Wir entwickeln ein Konzept für die Sanierung und Nutzung von Häusern in den Altstadtgassen über eine privatrechtlich organisierte Gesellschaft oder eine Genossenschaft und aktivieren dadurch Leerstände. Wir ermöglichen generationsübergreifende Wohnprojekte und Wohnmodelle für Zielgruppen wie Auszubildende und Studierende sowie moderne alternative Wohnformen wie günstige Mini-Häuser. Quartiersparkplätze in der Altstadt erhöhen die Attraktivität als Wohnviertel.

Mehr Klimaschutz

Die Stadt Miltenberg muss den Klimaschutz und die Energiewende aktiv gestalten. Die EMB soll dafür zur Akteurin in der Energie- und Wärmewende werden. Erneuerbare Energien gehören in die Hände von Stadt, Bürgerinnen und Bürgern. Geld, das mit Windrädern und Photovoltaikanlagen verdient wird, muss in Miltenberg bleiben, damit wir alle etwas davon haben.

In der Altstadt gibt es nur begrenzte Möglichkeiten für Solaranlagen und Wärmepumpen. Damit die Anwohner auch dort günstig und klimafreundlich heizen können, wollen wir ein kaltes Nahwärmenetz schaffen.

Das Klimaschutzkonzept für Miltenberg, das auf unsere Initiative im Stadtrat entstanden ist, muss konsequent umgesetzt werden. Dazu gehören auch Maßnahmen zur Klimaanpassung wie Hitzeschutz in der Stadt durch Stadtgrün, Verschattung und ähnliches.

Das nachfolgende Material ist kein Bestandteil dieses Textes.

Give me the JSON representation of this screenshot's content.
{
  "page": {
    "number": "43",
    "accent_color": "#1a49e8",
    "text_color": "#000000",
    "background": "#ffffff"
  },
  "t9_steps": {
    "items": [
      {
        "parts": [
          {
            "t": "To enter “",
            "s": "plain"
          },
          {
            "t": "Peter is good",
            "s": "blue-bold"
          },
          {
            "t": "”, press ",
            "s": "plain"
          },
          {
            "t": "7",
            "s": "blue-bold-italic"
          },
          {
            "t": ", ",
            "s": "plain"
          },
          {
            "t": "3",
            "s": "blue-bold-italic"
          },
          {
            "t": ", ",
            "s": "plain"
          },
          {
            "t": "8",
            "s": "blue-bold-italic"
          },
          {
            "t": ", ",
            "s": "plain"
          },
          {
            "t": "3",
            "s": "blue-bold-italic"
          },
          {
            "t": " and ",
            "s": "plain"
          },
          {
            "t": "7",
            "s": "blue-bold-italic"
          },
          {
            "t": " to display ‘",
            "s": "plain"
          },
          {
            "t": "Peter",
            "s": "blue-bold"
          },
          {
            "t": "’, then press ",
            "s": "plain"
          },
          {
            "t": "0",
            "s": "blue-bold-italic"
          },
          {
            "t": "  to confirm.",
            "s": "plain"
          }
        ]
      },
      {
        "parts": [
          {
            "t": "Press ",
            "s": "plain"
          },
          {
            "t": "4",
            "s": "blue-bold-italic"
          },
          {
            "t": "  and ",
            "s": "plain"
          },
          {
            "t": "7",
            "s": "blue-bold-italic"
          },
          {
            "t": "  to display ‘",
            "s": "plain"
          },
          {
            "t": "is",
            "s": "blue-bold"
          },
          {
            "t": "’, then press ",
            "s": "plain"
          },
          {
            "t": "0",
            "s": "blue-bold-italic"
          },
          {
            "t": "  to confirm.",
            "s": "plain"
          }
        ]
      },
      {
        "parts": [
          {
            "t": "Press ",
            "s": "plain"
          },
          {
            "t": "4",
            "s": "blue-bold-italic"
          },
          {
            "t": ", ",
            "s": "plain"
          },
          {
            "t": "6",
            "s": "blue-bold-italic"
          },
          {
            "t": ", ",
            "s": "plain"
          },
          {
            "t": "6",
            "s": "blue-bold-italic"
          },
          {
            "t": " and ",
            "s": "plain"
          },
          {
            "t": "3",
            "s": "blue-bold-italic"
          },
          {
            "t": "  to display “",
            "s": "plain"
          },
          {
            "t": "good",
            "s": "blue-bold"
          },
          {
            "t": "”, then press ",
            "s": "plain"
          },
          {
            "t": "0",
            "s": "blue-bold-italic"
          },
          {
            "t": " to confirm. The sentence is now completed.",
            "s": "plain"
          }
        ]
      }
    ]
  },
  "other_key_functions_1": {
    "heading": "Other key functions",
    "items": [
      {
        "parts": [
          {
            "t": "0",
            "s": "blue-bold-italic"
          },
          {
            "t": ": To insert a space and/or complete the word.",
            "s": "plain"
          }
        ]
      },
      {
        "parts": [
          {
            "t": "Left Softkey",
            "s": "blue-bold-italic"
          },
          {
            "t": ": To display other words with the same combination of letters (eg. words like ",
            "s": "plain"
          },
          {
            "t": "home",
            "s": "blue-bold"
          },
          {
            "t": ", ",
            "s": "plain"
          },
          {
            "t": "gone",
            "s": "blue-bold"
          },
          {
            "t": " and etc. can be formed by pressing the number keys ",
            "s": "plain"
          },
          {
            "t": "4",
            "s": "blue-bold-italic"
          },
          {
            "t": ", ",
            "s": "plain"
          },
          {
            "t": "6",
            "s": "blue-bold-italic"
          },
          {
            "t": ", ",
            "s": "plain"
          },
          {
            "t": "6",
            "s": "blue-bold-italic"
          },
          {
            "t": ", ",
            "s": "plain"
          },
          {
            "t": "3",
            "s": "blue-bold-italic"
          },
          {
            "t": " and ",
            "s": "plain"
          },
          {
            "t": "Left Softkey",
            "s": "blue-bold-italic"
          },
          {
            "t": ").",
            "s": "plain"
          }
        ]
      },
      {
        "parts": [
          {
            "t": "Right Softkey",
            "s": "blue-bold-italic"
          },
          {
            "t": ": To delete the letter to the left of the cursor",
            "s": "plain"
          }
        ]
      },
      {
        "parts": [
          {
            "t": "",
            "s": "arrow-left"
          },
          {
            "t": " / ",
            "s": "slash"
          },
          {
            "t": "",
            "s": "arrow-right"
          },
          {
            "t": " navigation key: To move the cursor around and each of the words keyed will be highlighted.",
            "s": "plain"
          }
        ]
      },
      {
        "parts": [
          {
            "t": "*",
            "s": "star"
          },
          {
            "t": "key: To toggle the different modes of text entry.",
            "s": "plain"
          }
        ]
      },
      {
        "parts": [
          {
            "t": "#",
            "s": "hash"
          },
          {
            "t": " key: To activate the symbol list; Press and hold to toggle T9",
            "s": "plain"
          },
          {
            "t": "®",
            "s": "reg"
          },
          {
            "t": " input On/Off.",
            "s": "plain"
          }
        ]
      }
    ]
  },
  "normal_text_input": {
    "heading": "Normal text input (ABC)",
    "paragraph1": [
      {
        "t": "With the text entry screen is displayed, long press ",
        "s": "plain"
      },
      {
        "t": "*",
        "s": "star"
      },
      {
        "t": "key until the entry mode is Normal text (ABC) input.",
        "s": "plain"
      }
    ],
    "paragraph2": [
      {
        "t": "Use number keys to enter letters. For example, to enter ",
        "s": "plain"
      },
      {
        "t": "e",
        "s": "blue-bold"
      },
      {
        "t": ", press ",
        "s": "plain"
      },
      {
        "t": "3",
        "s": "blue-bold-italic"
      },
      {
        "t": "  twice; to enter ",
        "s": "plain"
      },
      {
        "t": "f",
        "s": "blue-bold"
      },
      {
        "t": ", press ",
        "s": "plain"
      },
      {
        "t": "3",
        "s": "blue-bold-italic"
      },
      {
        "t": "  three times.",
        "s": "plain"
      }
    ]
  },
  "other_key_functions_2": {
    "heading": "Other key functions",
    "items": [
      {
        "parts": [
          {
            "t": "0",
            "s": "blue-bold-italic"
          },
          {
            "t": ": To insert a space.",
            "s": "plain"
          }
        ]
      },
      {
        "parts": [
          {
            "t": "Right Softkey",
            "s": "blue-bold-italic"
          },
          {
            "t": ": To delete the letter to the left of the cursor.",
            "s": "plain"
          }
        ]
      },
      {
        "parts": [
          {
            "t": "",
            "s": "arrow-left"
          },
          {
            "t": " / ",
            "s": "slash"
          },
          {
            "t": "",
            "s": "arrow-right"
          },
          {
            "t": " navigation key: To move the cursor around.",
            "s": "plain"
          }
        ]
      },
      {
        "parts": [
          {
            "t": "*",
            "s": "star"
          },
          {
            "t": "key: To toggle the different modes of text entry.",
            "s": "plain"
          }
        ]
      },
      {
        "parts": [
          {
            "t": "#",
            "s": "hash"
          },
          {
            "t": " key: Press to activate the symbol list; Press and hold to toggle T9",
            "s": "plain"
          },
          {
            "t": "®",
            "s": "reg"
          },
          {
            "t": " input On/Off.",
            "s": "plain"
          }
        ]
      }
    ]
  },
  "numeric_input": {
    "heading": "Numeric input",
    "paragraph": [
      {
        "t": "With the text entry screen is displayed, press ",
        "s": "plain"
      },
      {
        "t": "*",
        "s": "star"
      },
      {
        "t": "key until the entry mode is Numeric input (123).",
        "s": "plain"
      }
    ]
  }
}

Weil das Wetter extremer wird, braucht Miltenberg nach den Erfahrungen der Ahrtal-Katastrophe ein Starkregen-Konzept, das Risiken und Gefahrenstellen aufzeigt und im Ernstfall gezielten Katastrophenschutz ermöglicht. So schaffen wir mehr Sicherheit für die Menschen hier.

Mehr Lebensqualität

Miltenberg muss nicht nur für Touristen attraktiv sein, sondern vor allem für die Menschen, die hier leben. Wir wollen Freiräume in der Stadt zu sozialen Begegnungsorten machen, an denen die Menschen zusammensitzen, spielen, entspannen und miteinander kreativ sein können. Die Altstadt soll ein lebendiger Treffpunkt für Jung und Alt werden. Dazu gehört, dass die Stadt – wo immer möglich – barrierefrei gestaltet wird, zum Beispiel durch eine Rollatorspur im Kopfsteinpflaster der Hauptstraße und flächendeckend abgesenkte Bordsteine. Nur so können alle Menschen am Leben in der Stadt teilhaben.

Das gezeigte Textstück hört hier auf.